Their research was recently published in the journal Quaternary International.

In the field of palaeontology small mammals like mice are seen as good indicators of environmental and climatic change. The reason for this is that they respond quickly to changes in their surroundings.

The team first had to work out what the predator was that left this fossil assemblage. They did this by looking at the skeletal remains and examining the damage to the bones caused by the predator’s digestion process.

These results were then compared to a line up of possible suspects, including both nocturnal and diurnal birds of prey and other carnivores.

“Each predator produces its distinctive signature on the prey that it ingests,” explained Yolanda Fernández Jalvo, a researcher at MNCN, in a statement.

The traces left on the bone fitted the profile of the barn owl.

Owls regurgitate pellets that contain undigested fur and bones.

“In the case of the South African deposit, this lengthy continuation of the same type of predator guarantees that palaeo-ecological interpretations of the site are providing us with reliable paleo-environmental results over the course of almost 2 million years, which is quite outstanding,” added Morato.

By understanding past climates, explains Wits university palaeoanthropologist Dr Lee Berger, scientists can get a better handle on what we can expect with future climate change. However the problem with using micro fauna fossil assemblages is that it has its advantages and disadvantages.
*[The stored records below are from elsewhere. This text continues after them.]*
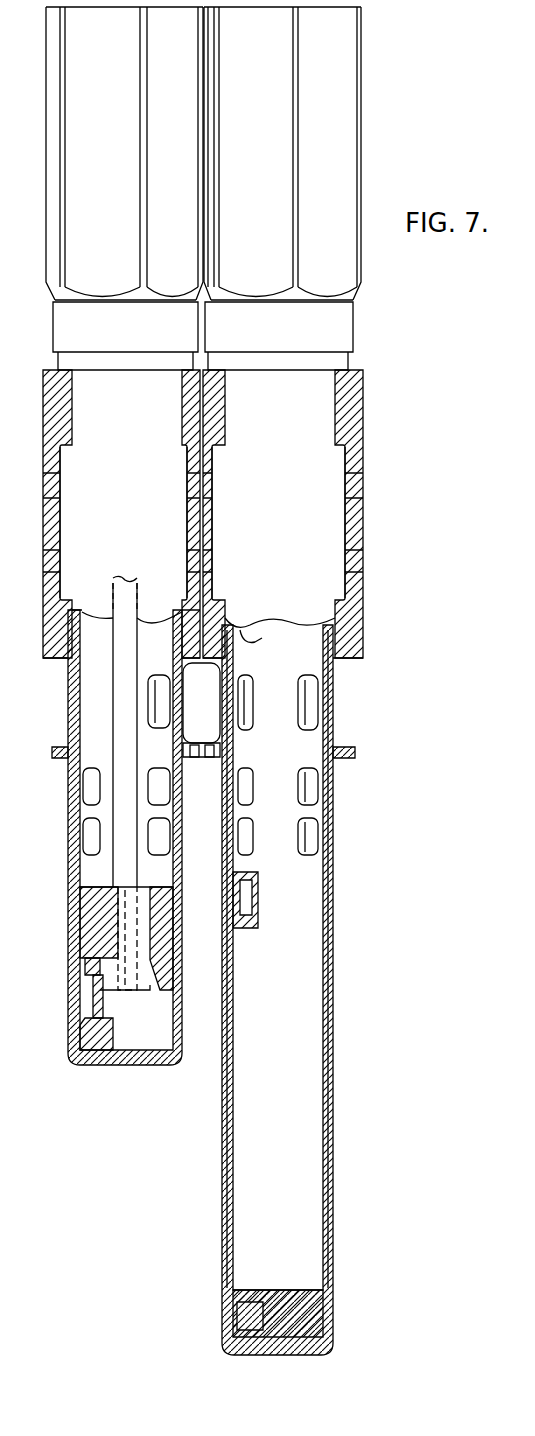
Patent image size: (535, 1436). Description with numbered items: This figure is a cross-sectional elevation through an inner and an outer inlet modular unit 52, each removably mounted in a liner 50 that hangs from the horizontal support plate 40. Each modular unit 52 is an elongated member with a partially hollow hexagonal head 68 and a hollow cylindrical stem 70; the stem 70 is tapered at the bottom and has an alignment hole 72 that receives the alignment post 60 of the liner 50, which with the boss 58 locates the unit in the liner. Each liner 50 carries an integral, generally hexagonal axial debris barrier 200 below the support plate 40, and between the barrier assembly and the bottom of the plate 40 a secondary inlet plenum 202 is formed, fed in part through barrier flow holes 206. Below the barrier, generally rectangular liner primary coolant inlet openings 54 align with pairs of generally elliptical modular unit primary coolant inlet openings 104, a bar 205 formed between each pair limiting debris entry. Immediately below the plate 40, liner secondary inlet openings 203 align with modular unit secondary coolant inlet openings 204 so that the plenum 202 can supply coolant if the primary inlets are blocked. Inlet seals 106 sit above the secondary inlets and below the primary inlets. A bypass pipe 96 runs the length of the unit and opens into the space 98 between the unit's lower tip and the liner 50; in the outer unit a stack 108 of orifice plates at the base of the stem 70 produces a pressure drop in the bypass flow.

The hexagonal head 68 is at (361, 92).
The horizontal support plate 40 is at (363, 403).
The inlet seals 106 is at (337, 638).
The bypass pipe 96 is at (258, 905).
The liner secondary inlet openings 203 is at (302, 676).
The secondary inlet plenum 202 is at (216, 711).
The modular unit secondary coolant inlet openings 204 is at (298, 712).
The barrier flow holes 206 is at (200, 760).
The modular unit primary coolant inlet openings 104 is at (298, 788).
The axial debris barrier 200 is at (340, 775).
The liner primary coolant inlet openings 54 is at (300, 812).
The bar 205 is at (320, 822).
The inlet modular unit 52 is at (88, 908).
The stacks of orifice plates 108 is at (182, 925).
The alignment hole 72 is at (92, 963).
The alignment post 60 is at (98, 1005).
The boss 58 is at (92, 1035).
The space 98 is at (158, 1030).
The hollow cylindrical stem 70 is at (325, 1022).
The liner 50 is at (333, 1092).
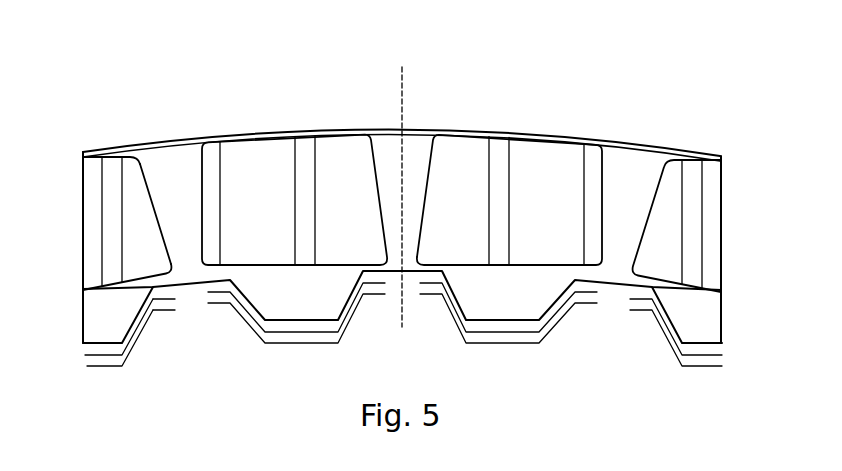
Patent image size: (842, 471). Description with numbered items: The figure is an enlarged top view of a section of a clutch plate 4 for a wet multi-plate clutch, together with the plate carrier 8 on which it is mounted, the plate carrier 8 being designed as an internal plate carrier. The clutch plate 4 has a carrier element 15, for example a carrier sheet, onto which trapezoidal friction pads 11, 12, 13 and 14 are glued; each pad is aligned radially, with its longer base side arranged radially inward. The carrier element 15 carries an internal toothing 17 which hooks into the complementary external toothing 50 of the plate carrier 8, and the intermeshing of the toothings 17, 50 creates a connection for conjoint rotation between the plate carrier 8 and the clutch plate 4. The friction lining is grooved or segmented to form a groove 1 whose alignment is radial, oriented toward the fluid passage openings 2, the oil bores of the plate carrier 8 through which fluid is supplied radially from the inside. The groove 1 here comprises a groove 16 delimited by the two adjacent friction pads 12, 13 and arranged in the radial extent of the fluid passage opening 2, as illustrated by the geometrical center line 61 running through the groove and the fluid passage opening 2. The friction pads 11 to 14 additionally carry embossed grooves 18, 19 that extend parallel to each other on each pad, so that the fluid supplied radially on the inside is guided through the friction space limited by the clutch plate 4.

The groove 1 is at (392, 138).
The fluid passage opening 2 is at (387, 314).
The clutch plate 4 is at (669, 132).
The plate carrier 8 is at (121, 372).
The friction pad 11 is at (93, 164).
The friction pad 12 is at (339, 150).
The friction pad 13 is at (556, 152).
The friction pad 14 is at (715, 196).
The carrier element 15 is at (188, 175).
The groove 16 is at (427, 167).
The toothing 17 is at (249, 313).
The embossed groove 18 is at (217, 170).
The embossed groove 19 is at (313, 167).
The toothing 50 is at (137, 313).
The geometrical center line 61 is at (408, 68).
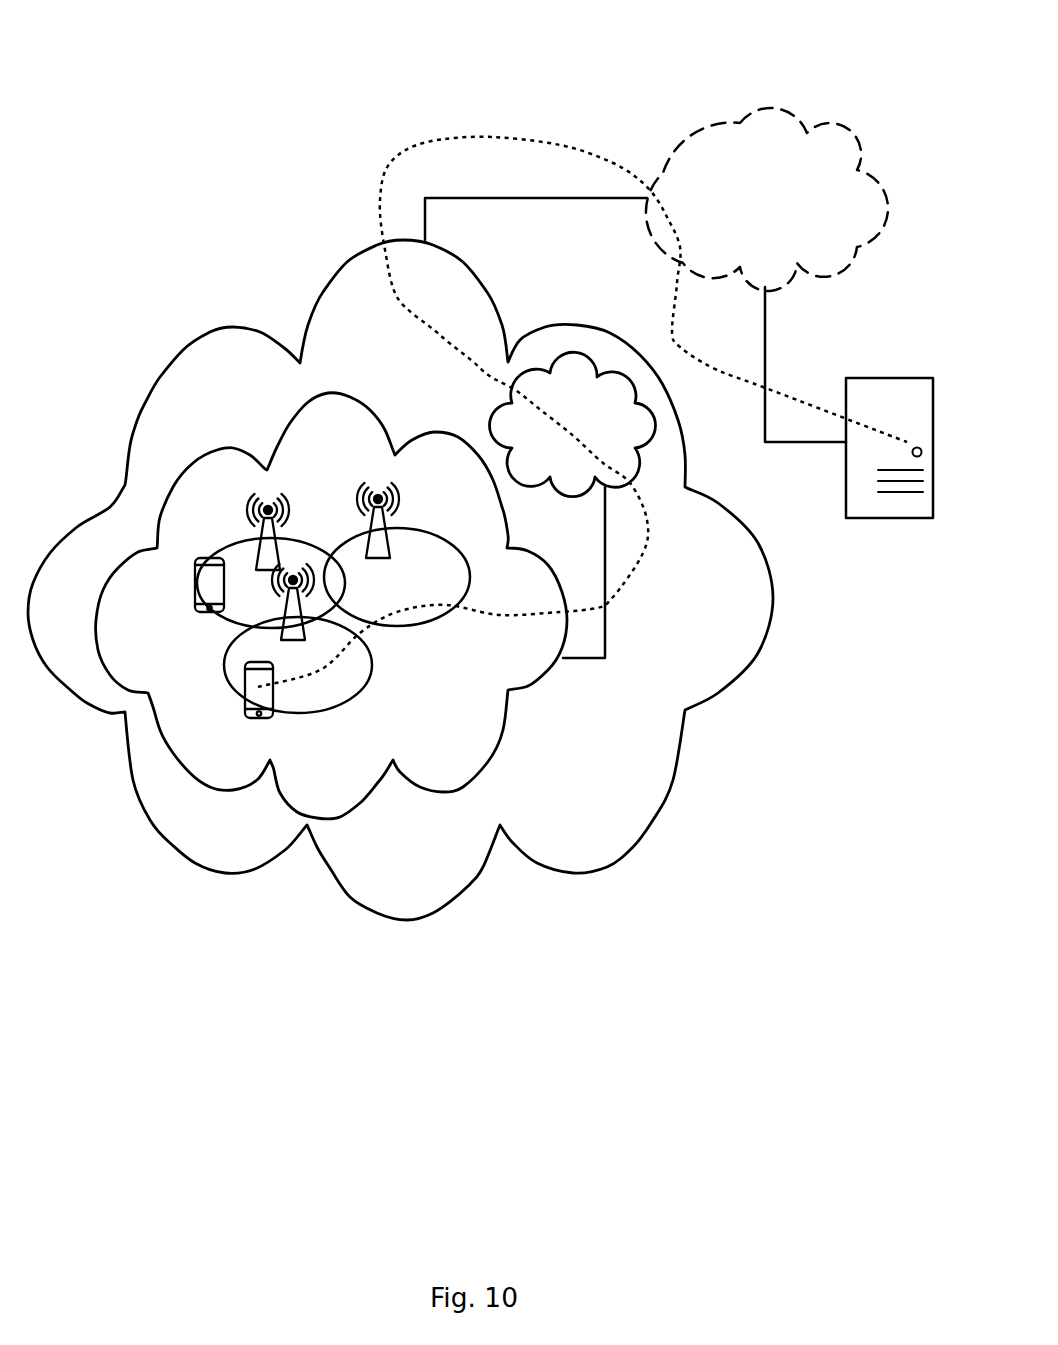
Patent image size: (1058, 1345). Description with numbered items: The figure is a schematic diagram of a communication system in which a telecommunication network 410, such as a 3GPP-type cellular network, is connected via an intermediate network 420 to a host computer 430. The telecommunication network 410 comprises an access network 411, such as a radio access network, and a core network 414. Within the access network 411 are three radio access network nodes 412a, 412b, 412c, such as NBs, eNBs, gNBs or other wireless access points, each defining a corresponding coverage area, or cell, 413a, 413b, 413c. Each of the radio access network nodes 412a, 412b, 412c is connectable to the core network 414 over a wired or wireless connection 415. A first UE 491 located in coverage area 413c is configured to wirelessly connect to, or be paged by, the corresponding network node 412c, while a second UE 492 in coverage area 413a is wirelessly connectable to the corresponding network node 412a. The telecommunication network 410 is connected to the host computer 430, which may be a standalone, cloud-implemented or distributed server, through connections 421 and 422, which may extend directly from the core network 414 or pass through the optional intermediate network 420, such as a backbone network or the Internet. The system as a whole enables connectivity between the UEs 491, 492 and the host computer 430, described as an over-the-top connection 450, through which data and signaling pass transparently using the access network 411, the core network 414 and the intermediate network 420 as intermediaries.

“The big plus is that you get large numbers of animals collected but there are two negatives,” says Berger, who was not involved in the study. “One is the very limited distance that barn owls collect from, which is about four kilometres.

“So you are very much talking about the immediate environment, and not necessarily the environment, that things like the hominids that may have occupied at any given time. The second thing with barn owls is they are nocturnal, so you are only getting one side of the ecological picture.”

What those past meals of generations of barn owls tell about the climate around Wonderwerk cave is that it was wetter two million years ago than today.

The team noted the presence of manganese oxides on the bones, which is usually deposited when conditions are humid.

“The presence of manganese oxides declines the more modern the era that the fossils correspond to, allowing us to confirm a climatic trend towards greater aridity in the region," added Fernández Jalvo.